Some progress, of course, is made. The frog climbs a bit farther than he slips back. It is now possible to go to the polls, for example, without danger of being killed. But that progress is desperately slow. Government still costs us three times too much. We are still forced to support a huge army of political parasites, grafters, drones. The business of city and State is still an open conflict between taxpayers on the one side and professional job-mongers on the other. And the job-mongers still have the better of it.

What to do? Perhaps we shall come some day to the one remedy that promises genuine relief. Perhaps we shall abandon the crazy doctrine that ignorant and purchaseable men are wise and honest, that they are more wise and more honest than men who am not ignorant and not purchaseable. Perhaps, here in Baltimore, we shall deny at last that the man whose highest aim is to get a job in a street-cleaning gang is a man competent to determine the expenditure of $23,000,000 a year. Perhaps, in brief, we shall put away universal manhood suffrage, with its fallacies and its rottenness, and go back to something cleaner and decenter, and more logical and more workmanlike.

Boil your drinking water. It is chemically pure, of course--but boil it anyhow!

Father Hartwell, who writes me down in today’s Letter Column, falls unfortunately into a number of errors. In the first place, he assumes that I am an agnostic in the matter of free will. The fact is that I am not an agnostic at all, but a determinist--with a lingering doubt or two, perhaps, but still a determinist. All I allege agnostically is that honest inquirers have never agreed about the matter, and that I see no prospect of unanimous agreement in future. But I myself have few doubts.

In the second place, he alleges that the arguments of the libertarian with whom I discussed the matter were “overwhelming.” How does he know that they were? Even supposing overwhelming arguments to exist, how does he know that this friend presented them? As a matter of fact those actually presented seemed to me anything but overwhelming, and in consequence they did not convince me. Would Father Hartwell have me confess conviction when I am not convinced?

In the third place, he alleges a contradiction between my argument that life is dynamic and my argument that the discussion of free will has remained practically a drawn battle for 10,000 years. That contradiction is a mere appearance. A battle need not end in victory to be a genuine battle. In the struggle over free will, each side, at one time or another, has made gains. Now one has been ahead, and now the other. Neither is victorious today. Neither I believe will be wholly victorious tomorrow. Such a struggle is dynamic. Any struggle, indeed, is dynamic. The only thing static about it to its dynamicality.

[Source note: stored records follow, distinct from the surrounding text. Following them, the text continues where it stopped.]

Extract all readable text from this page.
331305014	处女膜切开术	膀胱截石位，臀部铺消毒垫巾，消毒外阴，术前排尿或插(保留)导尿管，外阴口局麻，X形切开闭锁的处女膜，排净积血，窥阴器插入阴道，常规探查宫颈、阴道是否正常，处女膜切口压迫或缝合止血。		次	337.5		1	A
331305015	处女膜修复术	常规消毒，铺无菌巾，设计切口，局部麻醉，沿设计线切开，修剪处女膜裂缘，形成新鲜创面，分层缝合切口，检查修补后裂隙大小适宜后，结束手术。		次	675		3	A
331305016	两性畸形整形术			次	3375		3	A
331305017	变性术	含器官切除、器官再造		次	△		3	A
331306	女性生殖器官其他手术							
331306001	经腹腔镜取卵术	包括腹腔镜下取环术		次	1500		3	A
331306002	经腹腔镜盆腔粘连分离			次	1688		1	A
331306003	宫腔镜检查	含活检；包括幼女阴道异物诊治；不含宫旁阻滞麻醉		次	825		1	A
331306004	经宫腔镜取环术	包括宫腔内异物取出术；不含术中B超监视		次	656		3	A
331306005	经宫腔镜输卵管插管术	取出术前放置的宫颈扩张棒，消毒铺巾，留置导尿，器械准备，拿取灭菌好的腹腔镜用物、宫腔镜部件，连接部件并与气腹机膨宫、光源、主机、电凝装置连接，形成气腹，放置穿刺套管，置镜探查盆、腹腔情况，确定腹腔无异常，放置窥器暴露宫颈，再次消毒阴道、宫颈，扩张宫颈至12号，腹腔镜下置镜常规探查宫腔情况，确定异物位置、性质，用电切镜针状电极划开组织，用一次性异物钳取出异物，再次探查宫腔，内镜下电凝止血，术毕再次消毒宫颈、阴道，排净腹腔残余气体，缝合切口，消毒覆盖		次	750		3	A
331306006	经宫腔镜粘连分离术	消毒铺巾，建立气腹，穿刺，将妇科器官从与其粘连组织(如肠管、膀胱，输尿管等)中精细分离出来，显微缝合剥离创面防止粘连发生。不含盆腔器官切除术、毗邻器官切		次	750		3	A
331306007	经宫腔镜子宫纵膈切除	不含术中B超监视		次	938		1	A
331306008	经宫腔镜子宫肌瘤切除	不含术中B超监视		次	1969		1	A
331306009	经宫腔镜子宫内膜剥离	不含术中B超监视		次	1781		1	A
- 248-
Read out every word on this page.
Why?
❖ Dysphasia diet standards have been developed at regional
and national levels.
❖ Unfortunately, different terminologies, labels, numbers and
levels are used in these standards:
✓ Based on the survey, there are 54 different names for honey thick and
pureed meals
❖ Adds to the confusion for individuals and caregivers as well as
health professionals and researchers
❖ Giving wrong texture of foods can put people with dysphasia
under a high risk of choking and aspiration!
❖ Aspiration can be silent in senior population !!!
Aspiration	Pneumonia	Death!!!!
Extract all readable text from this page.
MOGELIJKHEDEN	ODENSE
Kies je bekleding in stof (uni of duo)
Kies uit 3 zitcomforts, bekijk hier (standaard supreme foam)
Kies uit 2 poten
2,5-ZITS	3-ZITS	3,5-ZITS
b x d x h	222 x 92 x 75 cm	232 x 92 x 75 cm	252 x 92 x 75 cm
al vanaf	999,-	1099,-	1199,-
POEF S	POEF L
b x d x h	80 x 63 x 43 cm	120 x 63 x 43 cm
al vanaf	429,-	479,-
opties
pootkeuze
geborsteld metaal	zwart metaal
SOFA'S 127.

In the fourth place, Father Hartwell is unduly pessimistic when he alleges that “the present age has committed intellectual suicide.” The ancients were just as much puzzled by free will as we are. They never settled the problem. Even the Fathers of the Church, I believe, divided over it. Besides, it seems to me that there can be no sign of “intellectual suicide” at a time when a Christian clergyman makes a straightforward effort to convince an honest doubter, not by the force of authority, but by the force of reason. That is not suicide, but health. So long as discussion is frank and free, the truth must inevitably grow clearer. And in things intellectual clearness to the whole of health.

The old-fashioned School Board hunts high and low for male teachers. Where are Dan’s uncles?

The Old-Fashioned Councilmen in Atlantic City are also having an awful time of it.